Key Findings
- Purpose
To evaluate whether implementation of a standardized electronic medical record (EMR) admission order set could improve hospitalization outcomes for patients admitted with sickle cell pain crisis. - Population (Model)
Quality improvement project conducted at a tertiary medical center with more than 600 beds serving an underserved population; outcomes were tracked quarterly among hospitalized patients admitted for sickle cell pain crisis. - Headline Result
Following implementation of the adult sickle cell order set in 2024, average hospital length of stay (LOS) declined from 4.58 days in 2023 to 4.20 days in 2024 Q1, 3.99 days in Q2, and 3.08 days in Q3. Readmission rates remained variable and persistently elevated across quarters. - Why It Matters
Standardized admission workflows may help support more consistent inpatient management for sickle cell pain crisis, particularly in settings where provider familiarity with SCD-specific care varies.The order set incorporated multimodal pain management, consult recommendations, imaging guidance, IV fluids, and non-opioid therapy considerations.
- Evidence Gaps & Limitations
This was a single-center quality improvement initiative without a randomized comparison group.

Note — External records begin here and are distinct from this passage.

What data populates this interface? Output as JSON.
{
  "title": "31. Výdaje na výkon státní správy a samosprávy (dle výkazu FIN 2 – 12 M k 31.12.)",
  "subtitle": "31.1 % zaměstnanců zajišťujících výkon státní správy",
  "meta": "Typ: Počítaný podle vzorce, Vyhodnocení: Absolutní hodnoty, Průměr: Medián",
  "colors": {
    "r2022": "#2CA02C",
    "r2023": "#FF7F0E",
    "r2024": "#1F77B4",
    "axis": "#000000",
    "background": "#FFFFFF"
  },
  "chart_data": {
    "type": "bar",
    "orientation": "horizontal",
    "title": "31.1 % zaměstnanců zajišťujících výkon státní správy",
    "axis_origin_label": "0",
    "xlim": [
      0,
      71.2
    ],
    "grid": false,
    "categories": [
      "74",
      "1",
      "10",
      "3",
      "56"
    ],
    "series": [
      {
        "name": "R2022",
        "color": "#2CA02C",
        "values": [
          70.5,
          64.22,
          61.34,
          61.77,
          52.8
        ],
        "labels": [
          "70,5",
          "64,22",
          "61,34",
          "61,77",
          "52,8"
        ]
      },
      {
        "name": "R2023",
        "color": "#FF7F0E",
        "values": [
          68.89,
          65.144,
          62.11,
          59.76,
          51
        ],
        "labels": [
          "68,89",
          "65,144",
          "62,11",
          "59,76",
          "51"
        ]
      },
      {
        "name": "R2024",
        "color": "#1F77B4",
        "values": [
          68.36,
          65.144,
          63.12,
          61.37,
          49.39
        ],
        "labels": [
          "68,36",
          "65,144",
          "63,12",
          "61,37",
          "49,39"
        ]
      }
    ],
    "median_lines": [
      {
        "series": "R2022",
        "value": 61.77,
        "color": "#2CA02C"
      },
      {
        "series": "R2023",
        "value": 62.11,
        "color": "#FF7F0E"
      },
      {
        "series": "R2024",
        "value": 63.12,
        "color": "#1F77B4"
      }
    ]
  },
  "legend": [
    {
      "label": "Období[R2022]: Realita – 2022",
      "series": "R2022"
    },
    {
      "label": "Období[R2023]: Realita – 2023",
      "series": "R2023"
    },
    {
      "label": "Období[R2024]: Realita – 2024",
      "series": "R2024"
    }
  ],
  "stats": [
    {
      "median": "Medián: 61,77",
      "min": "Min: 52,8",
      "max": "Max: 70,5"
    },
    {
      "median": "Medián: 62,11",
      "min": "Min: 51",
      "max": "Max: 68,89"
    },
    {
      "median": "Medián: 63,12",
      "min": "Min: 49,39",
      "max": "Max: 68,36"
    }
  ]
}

Observed reductions in LOS cannot establish causality, and persistently elevated readmission rates suggest that inpatient workflow standardization alone may not address broader disease-management challenges.
Source: Journal of Sickle Cell Disease- “A Standardized Sickle Cell Admission Order Set in the Electronic Medical Record to Improve Outcomes in Patients With Sickle Cell Pain Crisis: A Quality Improvement Project”
Regulatory & Guideline Watch
The American Society of Hematology recommends rapid assessment, timely analgesia, frequent reassessment, and individualized pain management plans for vaso-occlusive crises in sickle cell disease, including integration of individualized care plans into the electronic medical record when feasible. While standardized EMR-based admission pathways are not explicitly mandated as a required approach, this project provides operational insight into how structured workflows may support implementation of evidence-informed inpatient care practices.